Recently, the issue of whether or not the FGI guidelines were enforceable in certain situations came up for discussion. To be sure, the FGI guidelines are guidelines: They are not standards or code requirements. CMS and the accreditation organizations expect hospitals to design their new construction and renovation projects in accordance with the current edition of the FGI guidelines or applicable state and local standards if more restrictive. If there is a physical reason why the hospital cannot meet the FGI guidelines, then that must be discussed with their state and local authorities having jurisdiction over hospital construction, and any variances from the FGI guidelines must be approved by them.
Existing conditions in hospitals do not have to meet the requirements of the most current edition of the FGI guidelines, including the ventilation and air-pressure requirements. Existing conditions in hospitals must comply with the requirements of the FGI guidelines edition (or the AIA guidelines if older) at the time the facility was designed. So, as an example if an operating room was designed 20 years ago, it would only have to meet the 15 air changes per hour requirement of the guidelines enforced at that time; not the 20 air changes per hour required in the 2014 FGI guidelines for new construction.
I was contacted recently by a hospital that was doing some renovation in their operating rooms, and wanted to know if they had to update their HVAC system to meet the current FGI guidelines on air changes per hour.

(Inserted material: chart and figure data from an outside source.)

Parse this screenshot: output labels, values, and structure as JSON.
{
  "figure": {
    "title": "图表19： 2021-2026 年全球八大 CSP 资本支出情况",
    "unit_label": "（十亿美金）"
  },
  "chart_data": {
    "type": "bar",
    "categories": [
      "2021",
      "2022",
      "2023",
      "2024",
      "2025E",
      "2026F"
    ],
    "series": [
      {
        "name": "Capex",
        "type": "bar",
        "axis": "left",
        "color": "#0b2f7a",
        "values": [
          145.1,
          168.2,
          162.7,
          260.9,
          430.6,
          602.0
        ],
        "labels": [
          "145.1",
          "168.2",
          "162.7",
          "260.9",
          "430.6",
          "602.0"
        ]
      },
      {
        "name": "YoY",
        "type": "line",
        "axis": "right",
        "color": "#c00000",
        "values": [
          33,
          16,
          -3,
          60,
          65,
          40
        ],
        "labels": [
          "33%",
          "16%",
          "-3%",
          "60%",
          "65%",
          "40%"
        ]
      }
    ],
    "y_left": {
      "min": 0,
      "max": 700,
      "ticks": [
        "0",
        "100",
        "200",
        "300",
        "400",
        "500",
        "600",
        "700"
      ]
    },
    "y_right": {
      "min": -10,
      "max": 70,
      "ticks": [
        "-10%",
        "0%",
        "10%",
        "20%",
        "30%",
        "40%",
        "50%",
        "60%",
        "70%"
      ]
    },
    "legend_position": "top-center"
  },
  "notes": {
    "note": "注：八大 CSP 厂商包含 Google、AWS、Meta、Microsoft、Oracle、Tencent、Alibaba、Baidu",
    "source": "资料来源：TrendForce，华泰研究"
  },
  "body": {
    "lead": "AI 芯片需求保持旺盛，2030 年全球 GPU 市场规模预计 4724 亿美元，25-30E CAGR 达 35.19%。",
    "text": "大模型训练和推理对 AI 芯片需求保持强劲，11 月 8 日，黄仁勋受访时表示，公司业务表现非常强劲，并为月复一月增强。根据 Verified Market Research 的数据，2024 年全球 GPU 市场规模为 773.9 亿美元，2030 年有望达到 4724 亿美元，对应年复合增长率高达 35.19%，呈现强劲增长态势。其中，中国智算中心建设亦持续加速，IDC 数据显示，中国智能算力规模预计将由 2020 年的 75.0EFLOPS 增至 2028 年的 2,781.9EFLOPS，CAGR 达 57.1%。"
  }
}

Apparently, they would have to install a whole-new HVAC system in order to meet the 2010 or 2014 FGI requirements. They said they were updating their medical gases, room lights, installing new floors, and installing some special equipment, but it wasn’t a gut-and-replace job. The FGI guidelines has a section at the beginning of the book that describes when an entire upgrade needs to be done, but this isn’t something that I should be answering for this hospital. They needed to contact their state and local authorities to determine what they would require.
Accreditation organizations like The Joint Commission, HFAP, and DNV do not approve construction or renovation projects. Their job is to assess the hospital for compliance with all applicable codes and standards. The accreditation organization standards do reference the FGI guidelines, but only as a reference; not as a standard. If a hospital has a letter on file from their state and local authorities allowing the deviation from the FGI guidelines, then surveyors should not cite the deviation from the FGI guidelines.
It is critically important for the hospital to retain all documentation from their state or local authorities at the hospital location, and be able to retrieve them during a survey.